Economistas argumentam que os gigantescos avanços tecnológicos das últimas décadas (robótica, internet, inteligência artificial etc.) levaram a um grande aumento na produtividade da Companie que até agora não se transformou em vantagens para a classe trabalhadora. Você concorda com essa perspectiva? Você acredita que a semana de 4 dias poderia ser uma maneira de melhor distribuir parte desses ganhos?
Joe O’Connor - Quando o dia de oito horas foi introduzido pela primeira vez, há mais de um século, muitos alegaram que este era um luxo inacessível e argumentaram que a economia não daria conta. Quando o economista britânico John Maynard Keynes previu em 1930 que os avanços em tecnologia e produtividade tornariam possível uma semana de trabalho de 15 horas dentro de um século, ele dificilmente poderia ter imaginado o tipo de progresso que experimentamos desde então.
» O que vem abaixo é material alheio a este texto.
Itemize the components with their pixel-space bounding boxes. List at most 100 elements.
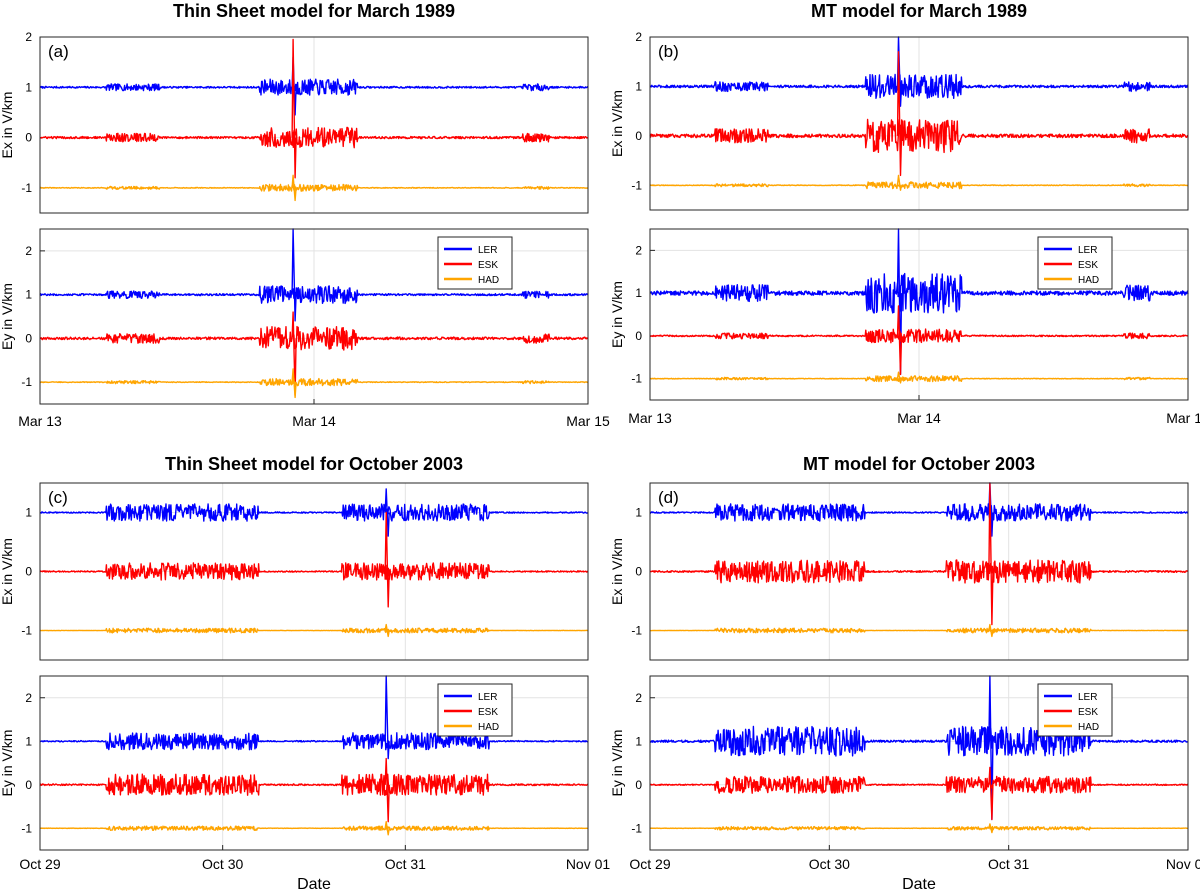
panel-title: MT model for March 1989 [811, 1, 1027, 21]
axes-box [649, 482, 1189, 661]
y-tick-label: 2 [635, 243, 642, 257]
series-ler [649, 482, 1189, 537]
y-tick-label: 0 [25, 565, 32, 579]
legend-entry-ler: LER [478, 245, 497, 256]
x-tick-label: Mar 14 [897, 410, 941, 426]
x-tick-label: Mar 13 [628, 410, 672, 426]
panel-title: Thin Sheet model for October 2003 [165, 454, 463, 474]
y-tick-label: -1 [631, 624, 642, 638]
y-tick-label: 1 [25, 288, 32, 302]
y-axis-label: Ex in V/km [0, 92, 15, 159]
legend: LER ESK HAD [437, 236, 513, 290]
series-esk [649, 482, 1189, 626]
series-had [39, 821, 589, 836]
x-tick-label: Oct 29 [629, 856, 670, 872]
panel-b: MT model for March 1989 -1 0 1 2 Ex in V/km (b… [609, 1, 1200, 426]
series-ler [39, 488, 589, 537]
legend-entry-had: HAD [1078, 275, 1099, 286]
axes-ey: -1 0 1 2 Ey in V/km LER ESK HAD Oct 29 Oct 30 Oct … [609, 675, 1200, 893]
axes-ex: -1 0 1 2 Ex in V/km (a) [0, 30, 589, 214]
axes-box [39, 675, 589, 851]
axes-ex: -1 0 1 Ex in V/km (c) [0, 482, 589, 661]
y-tick-label: 2 [635, 691, 642, 705]
panel-c: Thin Sheet model for October 2003 -1 0 1 Ex … [0, 454, 610, 893]
y-tick-label: 2 [25, 30, 32, 44]
series-had [649, 371, 1189, 384]
series-had [39, 368, 589, 399]
y-tick-label: 2 [635, 30, 642, 44]
y-axis-label: Ey in V/km [0, 730, 15, 797]
x-tick-label: Mar 15 [1166, 410, 1200, 426]
panel-label: (d) [658, 488, 679, 507]
x-tick-label: Mar 15 [566, 413, 610, 429]
y-tick-label: -1 [631, 821, 642, 835]
x-axis-label: Date [902, 876, 936, 893]
legend: LER ESK HAD [1037, 236, 1113, 290]
x-tick-label: Oct 30 [809, 856, 850, 872]
legend-entry-esk: ESK [478, 260, 498, 271]
y-tick-label: -1 [21, 181, 32, 195]
x-tick-label: Oct 29 [19, 856, 60, 872]
legend-entry-esk: ESK [1078, 260, 1098, 271]
series-ler [39, 675, 589, 760]
legend-entry-had: HAD [478, 722, 499, 733]
legend: LER ESK HAD [437, 683, 513, 737]
series-had [39, 174, 589, 202]
series-esk [649, 305, 1189, 376]
legend-entry-esk: ESK [1078, 707, 1098, 718]
y-tick-label: -1 [21, 375, 32, 389]
series-esk [39, 311, 589, 396]
y-tick-label: -1 [631, 178, 642, 192]
y-tick-label: 0 [25, 131, 32, 145]
axes-box [649, 675, 1189, 851]
y-tick-label: 2 [25, 691, 32, 705]
y-tick-label: 1 [635, 734, 642, 748]
y-tick-label: 1 [25, 80, 32, 94]
legend-entry-ler: LER [478, 692, 497, 703]
series-had [649, 823, 1189, 834]
panel-title: MT model for October 2003 [803, 454, 1035, 474]
x-axis-label: Date [297, 876, 331, 893]
series-had [649, 623, 1189, 638]
x-tick-label: Oct 30 [202, 856, 243, 872]
y-axis-label: Ex in V/km [0, 538, 15, 605]
legend-entry-esk: ESK [478, 707, 498, 718]
series-esk [39, 511, 589, 608]
series-ler [39, 228, 589, 322]
panel-title: Thin Sheet model for March 1989 [173, 1, 455, 21]
legend-entry-ler: LER [1078, 692, 1097, 703]
y-tick-label: 0 [635, 778, 642, 792]
y-tick-label: 1 [635, 79, 642, 93]
y-tick-label: 1 [635, 506, 642, 520]
y-tick-label: 2 [25, 244, 32, 258]
panel-label: (c) [48, 488, 68, 507]
y-tick-label: 0 [25, 778, 32, 792]
y-tick-label: 0 [25, 331, 32, 345]
legend-entry-had: HAD [1078, 722, 1099, 733]
x-tick-label: Oct 31 [988, 856, 1029, 872]
axes-ex: -1 0 1 Ex in V/km (d) [609, 482, 1189, 661]
y-axis-label: Ey in V/km [609, 281, 625, 348]
panel-d: MT model for October 2003 -1 0 1 Ex in V/km (… [609, 454, 1200, 893]
legend-entry-had: HAD [478, 275, 499, 286]
series-had [39, 623, 589, 638]
x-tick-label: Oct 31 [385, 856, 426, 872]
legend: LER ESK HAD [1037, 683, 1113, 737]
y-axis-label: Ey in V/km [0, 283, 15, 350]
axes-ey: -1 0 1 2 Ey in V/km LER ESK HAD Oct 29 Oct 30 Oct … [0, 675, 611, 893]
axes-box [649, 36, 1189, 211]
y-axis-label: Ex in V/km [609, 90, 625, 157]
y-tick-label: -1 [21, 624, 32, 638]
axes-ey: -1 0 1 2 Ey in V/km LER ESK HAD Mar 13 Mar 14 Mar … [0, 228, 610, 429]
y-tick-label: 1 [25, 506, 32, 520]
series-esk [649, 51, 1189, 177]
series-esk [39, 757, 589, 823]
y-tick-label: 1 [635, 286, 642, 300]
y-tick-label: 0 [635, 329, 642, 343]
y-tick-label: 0 [635, 129, 642, 143]
series-esk [649, 766, 1189, 821]
axes-box [39, 36, 589, 214]
panel-label: (a) [48, 42, 69, 61]
x-tick-label: Nov 01 [566, 856, 611, 872]
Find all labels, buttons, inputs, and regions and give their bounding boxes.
Apesar disso, as horas de trabalho permaneceram em grande parte estagnadas na maioria das economias ocidentais avançadas, durante um período em que a produtividade econômica global explodiu. Devemos garantir que os benefícios e ganhos de produtividade trazidos pela "quarta revolução industrial" da automação, inteligência artificial e tecnologias digitais sejam compartilhados com os trabalhadores. Faz mais de 100 anos desde que inventamos a semana de trabalho de cinco dias e é hora de uma atualização.
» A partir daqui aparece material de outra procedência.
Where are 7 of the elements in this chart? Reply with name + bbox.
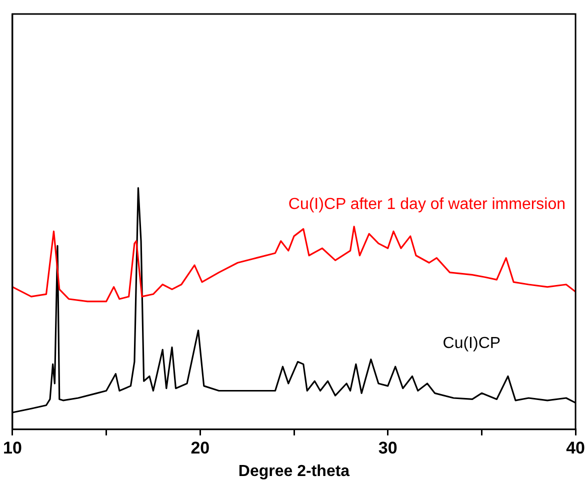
x-axis-title: Degree 2-theta bbox=[238, 462, 350, 480]
x-tick-label: 40 bbox=[566, 438, 586, 458]
x-tick-label: 30 bbox=[378, 438, 398, 458]
x-tick-label: 10 bbox=[2, 438, 22, 458]
series-label: Cu(I)CP bbox=[442, 334, 501, 352]
series-label: Cu(I)CP after 1 day of water immersion bbox=[288, 196, 566, 213]
x-tick-label: 20 bbox=[190, 438, 210, 458]
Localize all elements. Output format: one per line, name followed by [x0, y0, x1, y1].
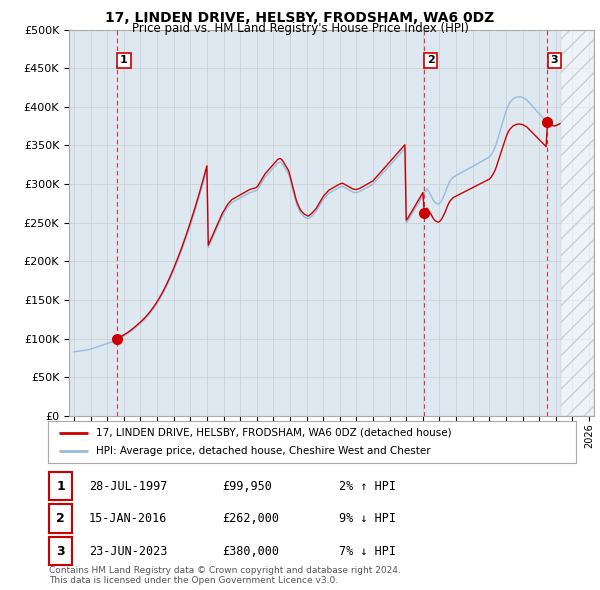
Text: 2: 2 [427, 55, 434, 65]
Text: Price paid vs. HM Land Registry's House Price Index (HPI): Price paid vs. HM Land Registry's House … [131, 22, 469, 35]
Text: 23-JUN-2023: 23-JUN-2023 [89, 545, 167, 558]
Text: 3: 3 [550, 55, 558, 65]
Text: 2% ↑ HPI: 2% ↑ HPI [339, 480, 396, 493]
Text: 3: 3 [56, 545, 65, 558]
Text: 15-JAN-2016: 15-JAN-2016 [89, 512, 167, 525]
Text: 2: 2 [56, 512, 65, 525]
Text: 9% ↓ HPI: 9% ↓ HPI [339, 512, 396, 525]
Text: HPI: Average price, detached house, Cheshire West and Chester: HPI: Average price, detached house, Ches… [95, 446, 430, 456]
Text: Contains HM Land Registry data © Crown copyright and database right 2024.
This d: Contains HM Land Registry data © Crown c… [49, 566, 401, 585]
Text: £262,000: £262,000 [222, 512, 279, 525]
Text: 1: 1 [56, 480, 65, 493]
Text: £99,950: £99,950 [222, 480, 272, 493]
Text: 7% ↓ HPI: 7% ↓ HPI [339, 545, 396, 558]
Text: 17, LINDEN DRIVE, HELSBY, FRODSHAM, WA6 0DZ: 17, LINDEN DRIVE, HELSBY, FRODSHAM, WA6 … [106, 11, 494, 25]
Text: £380,000: £380,000 [222, 545, 279, 558]
Text: 1: 1 [120, 55, 128, 65]
Text: 28-JUL-1997: 28-JUL-1997 [89, 480, 167, 493]
Text: 17, LINDEN DRIVE, HELSBY, FRODSHAM, WA6 0DZ (detached house): 17, LINDEN DRIVE, HELSBY, FRODSHAM, WA6 … [95, 428, 451, 438]
Bar [561, 30, 594, 416]
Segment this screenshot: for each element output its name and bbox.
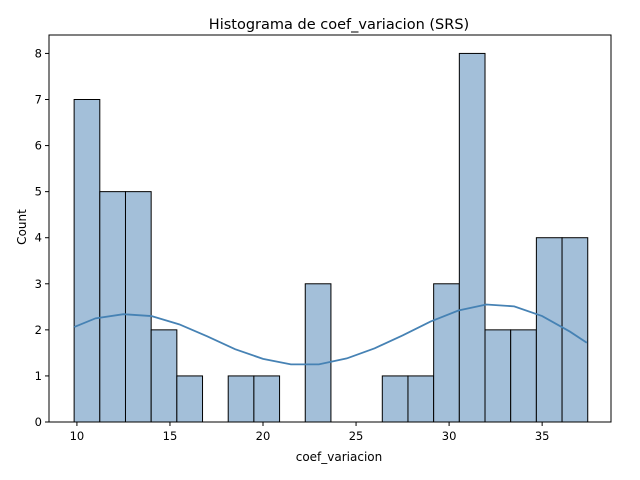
histogram-bar bbox=[176, 375, 204, 423]
x-tick-label: 15 bbox=[163, 429, 178, 443]
y-tick-label: 3 bbox=[35, 277, 42, 291]
histogram-bar bbox=[124, 191, 152, 423]
x-axis-label: coef_variacion bbox=[296, 450, 383, 464]
histogram-bar bbox=[381, 375, 409, 423]
histogram-bar bbox=[73, 99, 101, 423]
y-tick-label: 2 bbox=[35, 323, 42, 337]
histogram-bar bbox=[407, 375, 435, 423]
y-tick-label: 6 bbox=[35, 139, 42, 153]
y-tick-label: 1 bbox=[35, 369, 42, 383]
x-tick-label: 10 bbox=[70, 429, 85, 443]
histogram-bar bbox=[150, 329, 178, 423]
y-tick-label: 5 bbox=[35, 185, 42, 199]
histogram-bar bbox=[433, 283, 460, 423]
histogram-bar bbox=[99, 191, 126, 423]
y-tick-label: 4 bbox=[35, 231, 42, 245]
y-axis-label: Count bbox=[15, 209, 29, 245]
x-tick-label: 30 bbox=[442, 429, 457, 443]
plot-frame bbox=[48, 34, 612, 423]
x-tick-label: 20 bbox=[256, 429, 271, 443]
x-axis-ticks: 10 15 20 25 30 35 bbox=[70, 422, 550, 443]
y-axis-ticks: 0 1 2 3 4 5 6 7 8 bbox=[35, 46, 49, 429]
x-tick-label: 25 bbox=[349, 429, 364, 443]
histogram-bar bbox=[484, 329, 512, 423]
bars-group bbox=[73, 52, 589, 423]
y-tick-label: 8 bbox=[35, 46, 42, 60]
kde-curve bbox=[73, 303, 588, 366]
histogram-bar bbox=[253, 375, 281, 423]
y-tick-label: 0 bbox=[35, 415, 42, 429]
x-tick-label: 35 bbox=[535, 429, 550, 443]
y-tick-label: 7 bbox=[35, 93, 42, 107]
histogram-bar bbox=[510, 329, 537, 423]
histogram-bar bbox=[535, 237, 563, 423]
histogram-bar bbox=[458, 52, 486, 423]
chart-title: Histograma de coef_variacion (SRS) bbox=[209, 17, 469, 33]
histogram-bar bbox=[304, 283, 332, 423]
histogram-bar bbox=[227, 375, 255, 423]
No Brasil, o movimento dos trabalhadores tem uma demanda antiga por redução da semana de trabalho oficial de 44 horas para 40 horas, além da criação de mecanismos de controle excessivo de horas extras. Recentemente, os bancários incluíram a semana de 4 dias em suas demandas. Como você compara essas duas possibilidades de redução do horário de trabalho?
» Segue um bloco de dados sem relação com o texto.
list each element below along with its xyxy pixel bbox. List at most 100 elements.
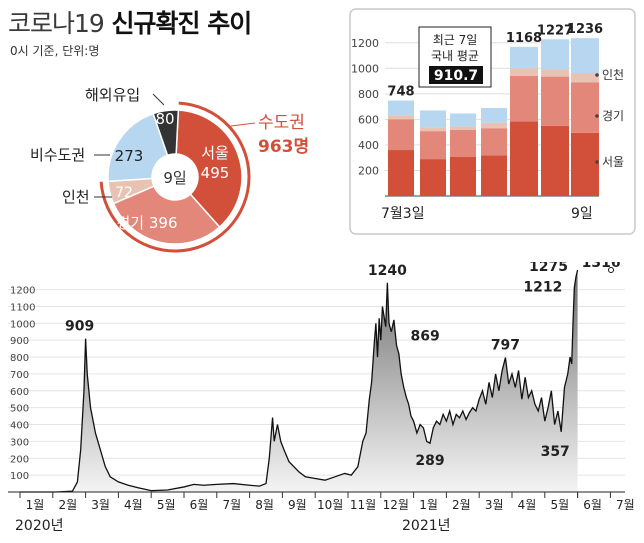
inset-bar-segment-incheon [420,127,446,132]
inset-bar-segment-non-capital [571,38,599,74]
main-x-tick-label: 12월 [383,498,409,512]
incheon-value: 72 [115,185,133,201]
year-label-2020: 2020년 [15,518,64,534]
main-annotation: 1316 [582,262,621,271]
inset-bar-segment-non-capital [481,108,507,123]
main-annotation: 1240 [368,263,407,279]
imported-label: 해외유입 [85,86,140,104]
main-x-tick-label: 5월 [550,498,569,512]
main-x-tick-label: 1월 [419,498,438,512]
main-x-tick-label: 7월 [222,498,241,512]
main-x-tick-label: 6월 [190,498,209,512]
avg-callout-line2: 국내 평균 [431,49,479,63]
inset-bar-segment-gyeonggi [450,129,476,157]
inset-bar-segment-gyeonggi [510,75,538,122]
main-y-tick: 500 [10,404,29,415]
imported-value: 80 [155,110,174,128]
main-y-tick: 900 [10,336,29,347]
avg-callout-value-bg [429,66,483,84]
title-part2: 신규확진 추이 [111,9,253,38]
inset-legend: 인천 경기 서울 [595,67,624,169]
main-annotation: 357 [541,444,570,460]
inset-bar-segment-incheon [510,68,538,76]
main-y-tick: 100 [10,471,29,482]
main-annotation: 909 [65,319,94,335]
legend-dot-seoul [595,160,599,164]
cases-area [20,270,578,492]
main-annotation: 289 [415,453,444,469]
inset-bar-segment-non-capital [420,110,446,128]
avg-callout-line1: 최근 7일 [433,33,478,47]
main-x-tick-label: 2월 [452,498,471,512]
inset-bars [388,38,599,196]
inset-bar-segment-non-capital [541,39,569,70]
main-x-tick-label: 5월 [157,498,176,512]
main-y-tick: 1000 [10,319,35,330]
main-x-tick-label: 2월 [58,498,77,512]
inset-bar-segment-gyeonggi [571,82,599,133]
capital-area-arc [99,101,251,253]
main-x-ticks: 1월 2월 3월 4월 5월 6월 7월 8월 9월 10월 11월 12월 1월 2월 3월 4월 5월 6월 7… [19,492,635,512]
donut-slices [107,109,243,245]
inset-bar-segment-seoul [571,132,599,196]
inset-bar-segment-gyeonggi [541,76,569,126]
inset-bar-segment-seoul [420,159,446,196]
main-annotation: 869 [411,328,440,344]
legend-incheon: 인천 [602,67,624,82]
inset-y-tick: 1000 [351,62,379,75]
main-x-tick-label: 3월 [91,498,110,512]
inset-bar-segment-non-capital [450,113,476,127]
inset-bar-segment-seoul [481,155,507,196]
inset-y-tick: 400 [358,139,379,152]
inset-total-label: 748 [387,84,414,99]
legend-gyeonggi: 경기 [602,109,624,123]
main-y-tick: 1200 [10,286,35,297]
non-capital-label: 비수도권 [30,146,85,164]
legend-dot-gyeonggi [595,114,599,118]
main-x-tick-label: 7월 [616,498,635,512]
main-y-tick: 300 [10,437,29,448]
incheon-label: 인천 [62,188,90,206]
inset-bar-segment-incheon [450,126,476,130]
main-x-tick-label: 4월 [124,498,143,512]
page-title: 코로나19 신규확진 추이 [8,4,253,40]
inset-bar-segment-incheon [388,115,414,120]
donut-slice-gyeonggi [112,185,221,245]
inset-y-tick: 200 [358,164,379,177]
imported-leader [152,93,165,106]
main-area-chart: 120011001000900800700600500400300200100 … [8,262,635,534]
donut-center-label: 9일 [163,169,186,187]
legend-dot-incheon [595,73,599,77]
main-x-tick-label: 4월 [518,498,537,512]
main-x-tick-label: 11월 [350,498,376,512]
inset-total-label: 1236 [567,22,603,37]
inset-bar-segment-incheon [481,122,507,129]
inset-bar-segment-seoul [388,150,414,196]
inset-bar-segment-gyeonggi [481,128,507,156]
inset-bar-segment-seoul [510,121,538,196]
non-capital-value: 273 [115,147,144,165]
inset-bar-segment-gyeonggi [420,131,446,160]
main-y-tick: 600 [10,387,29,398]
gyeonggi-label: 경기 396 [117,214,178,232]
donut-hole [152,154,198,200]
inset-x-start: 7월3일 [381,206,425,222]
inset-y-tick: 800 [358,88,379,101]
seoul-label: 서울 [201,144,229,162]
main-x-tick-label: 9월 [288,498,307,512]
main-y-tick: 400 [10,421,29,432]
inset-bar-segment-non-capital [388,100,414,116]
inset-bar-segment-incheon [571,73,599,83]
seoul-value: 495 [201,164,230,182]
inset-total-label: 1168 [506,31,542,46]
legend-seoul: 서울 [602,155,624,169]
main-x-tick-label: 8월 [255,498,274,512]
year-label-2021: 2021년 [402,518,451,534]
inset-total-label: 1227 [537,23,573,38]
main-annotations: 909 1240 869 289 797 357 1212 1275 1316 [65,262,621,469]
avg-callout-value: 910.7 [434,68,478,84]
capital-area-label: 수도권 [258,113,305,133]
inset-bar-segment-seoul [450,156,476,196]
main-annotation: 797 [491,338,520,354]
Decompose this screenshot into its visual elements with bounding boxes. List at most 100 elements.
Joe O’Connor - A semana de quatro dias que defendemos é um modelo muito flexível, não uma abordagem do tipo "um tamanho serve para todos". Ela é baseada no princípio geral do modelo 100:80:100 – 100% do salário, por 80% do tempo, mas crucialmente, em troca de 100% da produtividade ou produção.
Quase todas as empresas que passam para uma semana de quatro dias fazem três grandes coisas: encurtar radicalmente e reformar reuniões; usar a tecnologia de forma mais pensada e consciente; e redesenhar a jornada de trabalho para construir em períodos distintos para trabalhos focados, reuniões e tempo social. Estudos mostram que o trabalhador médio realmente perde de 2 a 3 horas por dia em reuniões inúteis, tecnologias mal implementadas e com simples distrações. Então, a semana de quatro dias já está aqui, nós simplesmente não enxergamos porque está enterrada sob essas práticas velhas e imprudentes.
Requer uma gestão forte, atribuição de tarefas inteligente e engajamento dos trabalhadores, mas acreditamos que alguma versão de uma semana de trabalho mais curta, baseada no princípio de "100:80:100", é alcançável em toda a economia, beneficiando empregadores, trabalhadores, sociedade e meio ambiente.